We developed SEPIa, a B-cell epitope predictor from the protein sequence, which is sufficiently fast to be applicable on a large scale. The originality of SEPIa lies in the combination of two classifiers, a naïve Bayesian and a random forest classifier, through a voting algorithm that exploits the advantages of both. It is based on 13 sequence-based features, whose values in a 9-residue sequence window are compiled to predict the epitope/non-epitope state of the central residue. The features are related to the type of amino acid, its conservation in homologous proteins, and its tendency of being exposed to the solvent, soluble, flexible, and disordered. The highest signal is obtained from statistical amino acid preferences, but all 13 features contribute non-negligibly in the predictor. SEPIa's average prediction accuracy is limited, with an AUC score (area under the receiver operating characteristic curve) that reaches 0.65 both in 10-fold cross-validation and on an independent test set. It is nevertheless slightly higher than that of other methods evaluated on the same test set.

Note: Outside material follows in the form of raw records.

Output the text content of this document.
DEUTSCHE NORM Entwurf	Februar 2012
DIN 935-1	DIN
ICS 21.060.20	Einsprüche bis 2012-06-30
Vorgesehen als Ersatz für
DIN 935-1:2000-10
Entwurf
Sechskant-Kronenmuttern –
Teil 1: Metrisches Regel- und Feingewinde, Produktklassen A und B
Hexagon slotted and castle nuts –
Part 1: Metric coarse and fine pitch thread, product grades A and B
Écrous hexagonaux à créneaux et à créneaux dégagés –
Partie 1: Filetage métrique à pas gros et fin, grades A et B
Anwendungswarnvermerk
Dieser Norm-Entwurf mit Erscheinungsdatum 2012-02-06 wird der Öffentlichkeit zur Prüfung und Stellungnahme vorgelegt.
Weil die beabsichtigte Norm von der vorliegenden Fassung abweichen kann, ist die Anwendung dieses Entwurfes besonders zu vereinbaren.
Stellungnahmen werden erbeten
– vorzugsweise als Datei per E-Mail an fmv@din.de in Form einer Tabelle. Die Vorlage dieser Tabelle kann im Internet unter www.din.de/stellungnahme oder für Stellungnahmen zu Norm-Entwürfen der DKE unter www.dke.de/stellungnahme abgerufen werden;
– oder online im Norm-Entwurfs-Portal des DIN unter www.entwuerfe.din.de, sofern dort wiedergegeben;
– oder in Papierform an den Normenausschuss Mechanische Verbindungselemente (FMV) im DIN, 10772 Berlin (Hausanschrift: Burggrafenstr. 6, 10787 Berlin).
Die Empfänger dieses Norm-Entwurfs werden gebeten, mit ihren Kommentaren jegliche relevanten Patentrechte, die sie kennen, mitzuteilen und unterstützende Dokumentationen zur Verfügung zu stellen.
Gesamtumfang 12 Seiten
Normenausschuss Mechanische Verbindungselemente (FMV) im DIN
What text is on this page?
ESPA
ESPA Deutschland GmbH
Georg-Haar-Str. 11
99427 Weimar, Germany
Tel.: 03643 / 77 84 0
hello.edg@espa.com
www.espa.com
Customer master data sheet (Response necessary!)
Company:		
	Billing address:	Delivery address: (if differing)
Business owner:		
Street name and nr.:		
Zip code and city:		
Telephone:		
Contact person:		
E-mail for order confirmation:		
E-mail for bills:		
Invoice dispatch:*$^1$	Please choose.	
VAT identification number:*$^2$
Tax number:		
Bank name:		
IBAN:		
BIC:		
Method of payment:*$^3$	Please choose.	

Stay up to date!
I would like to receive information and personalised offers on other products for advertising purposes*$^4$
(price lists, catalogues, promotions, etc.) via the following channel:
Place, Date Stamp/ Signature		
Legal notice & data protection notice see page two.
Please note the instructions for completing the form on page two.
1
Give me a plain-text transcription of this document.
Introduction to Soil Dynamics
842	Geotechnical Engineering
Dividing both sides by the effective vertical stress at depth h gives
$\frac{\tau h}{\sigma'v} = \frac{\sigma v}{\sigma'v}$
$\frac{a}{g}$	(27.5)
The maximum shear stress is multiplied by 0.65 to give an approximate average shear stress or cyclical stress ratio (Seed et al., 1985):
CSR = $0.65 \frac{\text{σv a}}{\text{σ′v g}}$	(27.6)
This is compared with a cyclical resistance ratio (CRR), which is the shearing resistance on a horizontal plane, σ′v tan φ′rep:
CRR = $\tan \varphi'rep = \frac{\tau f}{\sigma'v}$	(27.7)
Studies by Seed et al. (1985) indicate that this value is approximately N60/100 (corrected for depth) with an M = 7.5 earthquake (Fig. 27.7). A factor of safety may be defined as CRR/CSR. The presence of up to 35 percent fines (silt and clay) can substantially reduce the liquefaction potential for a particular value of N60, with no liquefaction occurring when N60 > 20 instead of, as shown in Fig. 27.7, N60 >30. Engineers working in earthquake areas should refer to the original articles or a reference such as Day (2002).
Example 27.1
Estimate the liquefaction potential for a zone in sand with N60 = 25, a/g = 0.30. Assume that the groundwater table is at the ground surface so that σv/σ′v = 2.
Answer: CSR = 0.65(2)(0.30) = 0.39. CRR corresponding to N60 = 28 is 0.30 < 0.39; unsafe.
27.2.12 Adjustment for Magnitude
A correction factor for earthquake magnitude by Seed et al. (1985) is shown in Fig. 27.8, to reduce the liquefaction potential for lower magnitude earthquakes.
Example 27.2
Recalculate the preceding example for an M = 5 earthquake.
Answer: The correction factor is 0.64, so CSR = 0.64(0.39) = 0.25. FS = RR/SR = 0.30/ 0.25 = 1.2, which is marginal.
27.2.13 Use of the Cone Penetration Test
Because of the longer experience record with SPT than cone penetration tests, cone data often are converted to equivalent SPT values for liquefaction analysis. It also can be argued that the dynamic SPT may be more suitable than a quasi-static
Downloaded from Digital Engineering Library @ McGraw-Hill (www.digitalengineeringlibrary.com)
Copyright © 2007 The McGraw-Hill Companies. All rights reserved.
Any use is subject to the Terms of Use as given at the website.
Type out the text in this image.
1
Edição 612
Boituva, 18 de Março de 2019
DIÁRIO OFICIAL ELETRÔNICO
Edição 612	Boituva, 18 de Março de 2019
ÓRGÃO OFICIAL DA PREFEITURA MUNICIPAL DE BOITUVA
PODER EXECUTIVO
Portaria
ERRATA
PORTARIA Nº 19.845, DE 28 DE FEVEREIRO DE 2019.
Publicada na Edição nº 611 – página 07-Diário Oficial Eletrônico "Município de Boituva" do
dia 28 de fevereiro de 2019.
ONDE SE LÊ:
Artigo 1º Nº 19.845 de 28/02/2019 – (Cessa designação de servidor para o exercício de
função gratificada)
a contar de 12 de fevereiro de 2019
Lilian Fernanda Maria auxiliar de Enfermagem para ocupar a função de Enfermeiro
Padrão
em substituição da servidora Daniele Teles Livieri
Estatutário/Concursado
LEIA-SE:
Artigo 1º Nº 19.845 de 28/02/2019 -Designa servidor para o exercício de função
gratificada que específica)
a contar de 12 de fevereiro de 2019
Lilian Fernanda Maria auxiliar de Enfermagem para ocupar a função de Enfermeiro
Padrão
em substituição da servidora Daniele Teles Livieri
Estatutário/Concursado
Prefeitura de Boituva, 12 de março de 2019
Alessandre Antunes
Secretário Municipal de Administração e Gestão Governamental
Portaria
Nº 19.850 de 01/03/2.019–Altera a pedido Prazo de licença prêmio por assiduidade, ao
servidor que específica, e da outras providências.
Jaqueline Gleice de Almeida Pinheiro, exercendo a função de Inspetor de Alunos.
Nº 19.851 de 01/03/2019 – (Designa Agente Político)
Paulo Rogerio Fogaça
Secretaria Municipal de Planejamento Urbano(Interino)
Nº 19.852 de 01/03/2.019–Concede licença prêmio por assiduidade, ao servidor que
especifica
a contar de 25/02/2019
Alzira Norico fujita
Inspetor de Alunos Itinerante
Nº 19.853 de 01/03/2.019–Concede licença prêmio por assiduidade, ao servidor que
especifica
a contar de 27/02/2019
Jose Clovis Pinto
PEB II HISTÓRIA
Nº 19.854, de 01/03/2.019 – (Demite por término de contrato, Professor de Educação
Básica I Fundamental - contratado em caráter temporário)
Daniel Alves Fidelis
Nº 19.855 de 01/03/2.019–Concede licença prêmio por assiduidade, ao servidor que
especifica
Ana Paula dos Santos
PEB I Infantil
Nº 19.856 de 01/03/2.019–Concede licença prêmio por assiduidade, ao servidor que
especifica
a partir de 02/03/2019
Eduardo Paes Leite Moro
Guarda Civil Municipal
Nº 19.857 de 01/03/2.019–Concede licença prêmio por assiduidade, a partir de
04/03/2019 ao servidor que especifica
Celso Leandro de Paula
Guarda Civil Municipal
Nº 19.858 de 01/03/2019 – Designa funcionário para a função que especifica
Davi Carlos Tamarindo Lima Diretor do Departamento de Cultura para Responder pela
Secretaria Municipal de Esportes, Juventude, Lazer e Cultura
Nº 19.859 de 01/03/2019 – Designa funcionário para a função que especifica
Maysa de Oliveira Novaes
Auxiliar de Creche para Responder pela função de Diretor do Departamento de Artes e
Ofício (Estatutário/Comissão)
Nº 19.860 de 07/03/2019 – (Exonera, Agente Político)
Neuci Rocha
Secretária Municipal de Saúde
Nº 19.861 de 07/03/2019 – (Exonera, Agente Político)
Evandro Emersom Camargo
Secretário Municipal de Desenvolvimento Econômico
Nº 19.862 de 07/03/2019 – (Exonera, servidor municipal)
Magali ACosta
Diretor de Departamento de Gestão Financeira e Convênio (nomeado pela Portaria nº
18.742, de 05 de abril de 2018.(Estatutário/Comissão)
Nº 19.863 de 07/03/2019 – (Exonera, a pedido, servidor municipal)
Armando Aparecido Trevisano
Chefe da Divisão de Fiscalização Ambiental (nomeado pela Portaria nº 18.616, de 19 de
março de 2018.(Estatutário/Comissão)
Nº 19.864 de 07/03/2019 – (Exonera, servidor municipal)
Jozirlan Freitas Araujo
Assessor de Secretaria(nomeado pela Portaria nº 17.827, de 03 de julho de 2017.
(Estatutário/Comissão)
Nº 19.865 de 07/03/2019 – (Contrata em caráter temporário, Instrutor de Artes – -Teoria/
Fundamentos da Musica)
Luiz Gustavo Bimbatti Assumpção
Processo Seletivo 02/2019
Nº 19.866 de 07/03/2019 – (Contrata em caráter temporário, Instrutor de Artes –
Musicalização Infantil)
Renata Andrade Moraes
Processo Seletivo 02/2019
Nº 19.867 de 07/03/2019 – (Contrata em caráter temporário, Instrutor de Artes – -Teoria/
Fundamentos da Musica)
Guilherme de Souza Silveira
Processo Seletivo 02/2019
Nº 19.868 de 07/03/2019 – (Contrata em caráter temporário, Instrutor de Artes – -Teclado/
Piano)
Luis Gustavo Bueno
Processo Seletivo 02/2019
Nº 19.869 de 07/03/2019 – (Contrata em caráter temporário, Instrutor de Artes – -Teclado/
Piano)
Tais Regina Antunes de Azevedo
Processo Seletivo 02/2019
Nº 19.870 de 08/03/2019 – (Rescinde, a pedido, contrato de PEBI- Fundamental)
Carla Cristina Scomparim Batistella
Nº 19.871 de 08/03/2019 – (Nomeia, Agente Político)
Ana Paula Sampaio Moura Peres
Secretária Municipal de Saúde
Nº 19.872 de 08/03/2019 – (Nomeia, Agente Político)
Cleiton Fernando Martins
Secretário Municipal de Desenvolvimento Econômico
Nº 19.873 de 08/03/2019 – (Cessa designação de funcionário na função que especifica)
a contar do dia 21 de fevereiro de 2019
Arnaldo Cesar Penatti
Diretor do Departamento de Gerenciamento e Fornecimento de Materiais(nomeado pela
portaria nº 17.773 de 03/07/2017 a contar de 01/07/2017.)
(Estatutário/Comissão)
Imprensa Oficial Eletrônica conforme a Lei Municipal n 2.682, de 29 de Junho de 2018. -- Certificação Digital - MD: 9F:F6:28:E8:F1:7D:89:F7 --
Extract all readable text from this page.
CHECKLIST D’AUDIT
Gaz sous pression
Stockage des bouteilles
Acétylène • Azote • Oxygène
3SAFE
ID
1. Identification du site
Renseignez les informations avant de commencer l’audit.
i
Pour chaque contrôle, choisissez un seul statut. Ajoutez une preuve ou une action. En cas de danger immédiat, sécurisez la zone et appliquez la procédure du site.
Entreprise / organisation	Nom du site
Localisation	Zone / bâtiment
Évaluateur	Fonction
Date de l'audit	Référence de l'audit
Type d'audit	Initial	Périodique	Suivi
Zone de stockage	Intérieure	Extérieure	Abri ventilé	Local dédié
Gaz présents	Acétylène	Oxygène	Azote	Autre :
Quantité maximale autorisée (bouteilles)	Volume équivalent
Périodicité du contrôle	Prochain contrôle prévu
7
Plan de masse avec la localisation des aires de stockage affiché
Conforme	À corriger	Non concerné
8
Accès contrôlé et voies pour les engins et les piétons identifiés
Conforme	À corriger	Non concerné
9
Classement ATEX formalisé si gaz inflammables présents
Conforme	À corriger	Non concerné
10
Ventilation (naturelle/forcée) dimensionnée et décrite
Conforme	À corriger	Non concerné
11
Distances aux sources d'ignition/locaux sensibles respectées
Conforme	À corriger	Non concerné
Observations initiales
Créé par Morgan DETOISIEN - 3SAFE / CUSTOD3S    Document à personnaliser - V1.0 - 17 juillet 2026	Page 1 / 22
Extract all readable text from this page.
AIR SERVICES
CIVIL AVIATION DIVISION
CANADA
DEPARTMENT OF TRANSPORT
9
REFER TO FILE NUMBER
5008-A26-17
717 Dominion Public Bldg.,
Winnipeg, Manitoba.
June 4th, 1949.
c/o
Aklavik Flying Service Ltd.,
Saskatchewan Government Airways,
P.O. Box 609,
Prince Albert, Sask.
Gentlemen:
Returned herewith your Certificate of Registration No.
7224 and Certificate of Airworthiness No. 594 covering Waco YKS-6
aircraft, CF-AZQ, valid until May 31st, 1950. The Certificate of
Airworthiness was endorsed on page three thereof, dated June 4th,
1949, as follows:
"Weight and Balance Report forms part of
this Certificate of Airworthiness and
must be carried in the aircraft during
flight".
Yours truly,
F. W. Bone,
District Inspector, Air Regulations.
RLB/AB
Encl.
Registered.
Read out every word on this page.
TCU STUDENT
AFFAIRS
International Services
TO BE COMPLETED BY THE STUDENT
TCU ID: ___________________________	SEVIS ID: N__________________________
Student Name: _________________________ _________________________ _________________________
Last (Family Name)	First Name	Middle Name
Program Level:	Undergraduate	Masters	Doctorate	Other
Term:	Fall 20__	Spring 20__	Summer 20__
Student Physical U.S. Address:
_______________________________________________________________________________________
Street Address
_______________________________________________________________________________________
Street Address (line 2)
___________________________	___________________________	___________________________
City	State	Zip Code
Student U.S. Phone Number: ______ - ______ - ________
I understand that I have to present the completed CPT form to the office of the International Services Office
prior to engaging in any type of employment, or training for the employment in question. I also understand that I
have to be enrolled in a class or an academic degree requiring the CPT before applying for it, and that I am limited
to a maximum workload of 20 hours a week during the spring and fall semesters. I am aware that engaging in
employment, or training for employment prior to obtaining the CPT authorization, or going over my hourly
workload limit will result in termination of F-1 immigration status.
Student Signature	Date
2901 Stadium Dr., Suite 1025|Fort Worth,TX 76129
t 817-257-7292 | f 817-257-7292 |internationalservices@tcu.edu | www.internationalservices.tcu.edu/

SEPIa was applied to a test protein whose epitopes are known, human β2 adrenergic G-protein-coupled receptor, with promising results. Although the actual AUC score is rather low, many of the predicted epitopes cluster together and overlap the experimental epitope region. The reasons underlying the limitations of SEPIa and of all other B-cell epitope predictors are discussed.
识别抗原表面能够被抗体识别并引发免疫反应的免疫原性区域,是设计新型有效疫苗的一项重大挑战。通过计算免疫学技术预测此类区域是一个具有挑战性的目标,这最终将极大地限制验证其有效性所需的实验测试。然而,目前的方法远未达到足够可靠和/或可大规模应用的程度。
我们开发了SEPIa,一种基于蛋白质序列的B细胞表位预测器,其速度足够快,可大规模应用。SEPIa的独特之处在于通过一种利用两者优势的投票算法,将朴素贝叶斯和随机森林分类器这两种分类器相结合。它基于13个基于序列的特征,这些特征在一个9残基序列窗口中的值被汇总起来,以预测中心残基的表位/非表位状态。这些特征与氨基酸类型、其在同源蛋白中的保守性以及其暴露于溶剂、可溶、灵活和无序的倾向有关。最高信号来自统计氨基酸偏好,但所有13个特征在预测器中都有不可忽视的贡献。SEPIa的平均预测准确率有限,在10折交叉验证和独立测试集上,其AUC分数(受试者工作特征曲线下面积)均达到0.65。不过,它仍略高于在同一测试集上评估的其他方法。
SEPIa被应用于一种已知表位的测试蛋白,即人β2肾上腺素能G蛋白偶联受体,结果令人鼓舞。尽管实际的AUC分数相当低,但许多预测的表位聚集在一起并与实验表位区域重叠。讨论了SEPIa和所有其他B细胞表位预测器局限性的潜在原因。